All because I am a too-cool-for-school idiot who can’t follow directions. Don’t look at me. It’s too hideous.

We went to Price’s BBQ house for breakfast, to soothe the hurt. There I saw Dr. Gerald Johnson, another Chappy’s regular and a former political science professor. He was disappointed. “You could have been a footnote to history,” he said. “Now you are a footnote to a footnote.”

Or maybe ignorant foot fungus to a footnote.

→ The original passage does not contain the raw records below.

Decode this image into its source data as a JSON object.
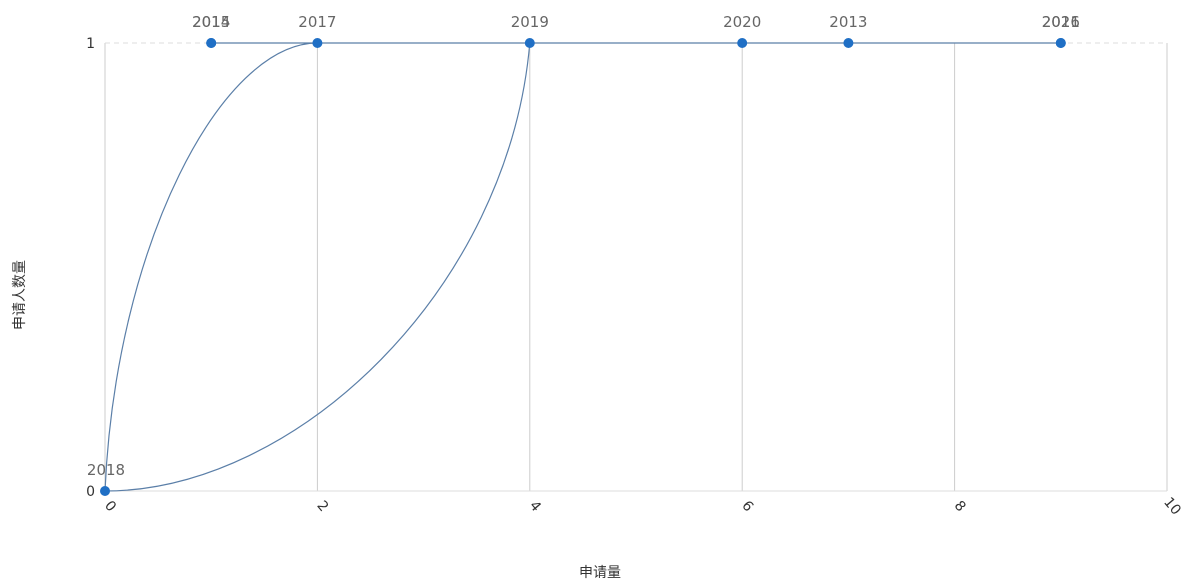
{
  "chart_data": {
    "type": "scatter",
    "xlabel": "申请量",
    "ylabel": "申请人数量",
    "xlim": [
      0,
      10
    ],
    "ylim": [
      0,
      1
    ],
    "x_ticks": [
      "0",
      "2",
      "4",
      "6",
      "8",
      "10"
    ],
    "y_ticks": [
      "0",
      "1"
    ],
    "vertical_grid": true,
    "colors": {
      "line": "#5b7fa8",
      "point": "#1f6fc5",
      "grid": "#cccccc"
    },
    "points": [
      {
        "x": 1,
        "y": 1,
        "label": "2014"
      },
      {
        "x": 1,
        "y": 1,
        "label": "2015"
      },
      {
        "x": 2,
        "y": 1,
        "label": "2017"
      },
      {
        "x": 4,
        "y": 1,
        "label": "2019"
      },
      {
        "x": 6,
        "y": 1,
        "label": "2020"
      },
      {
        "x": 7,
        "y": 1,
        "label": "2013"
      },
      {
        "x": 9,
        "y": 1,
        "label": "2016"
      },
      {
        "x": 9,
        "y": 1,
        "label": "2021"
      },
      {
        "x": 0,
        "y": 0,
        "label": "2018"
      }
    ],
    "path_order": [
      "2018",
      "2017",
      "2015",
      "2014",
      "2013",
      "2016",
      "2021",
      "2020",
      "2019",
      "2018"
    ]
  }
}
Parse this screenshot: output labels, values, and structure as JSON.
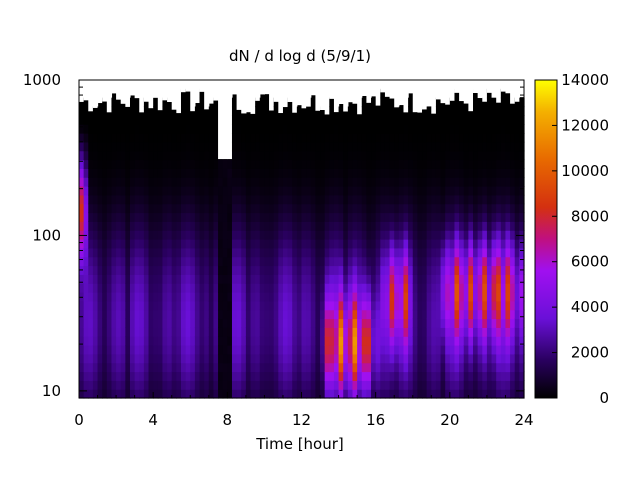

I seriously doubt that I would have ended up on the jury. They hear “professor,” they hear “journalism,” and if it were possible, a spring-loaded chair would have boing-ed me back to the catch-as-catch-can parking lot.

 

Plus, I hear that employment at Auburn disqualified a few prospective jurors anyway.

But I have learned my lesson. So I can announce: if anything comes of the charges against Gov. Bentley, Roy Moore, Hillary Clinton, Donald Trump, Queen Elizabeth, or anyone, I am willing to serve.

I’ve got this “show up at the correct date and time” thing down, I think.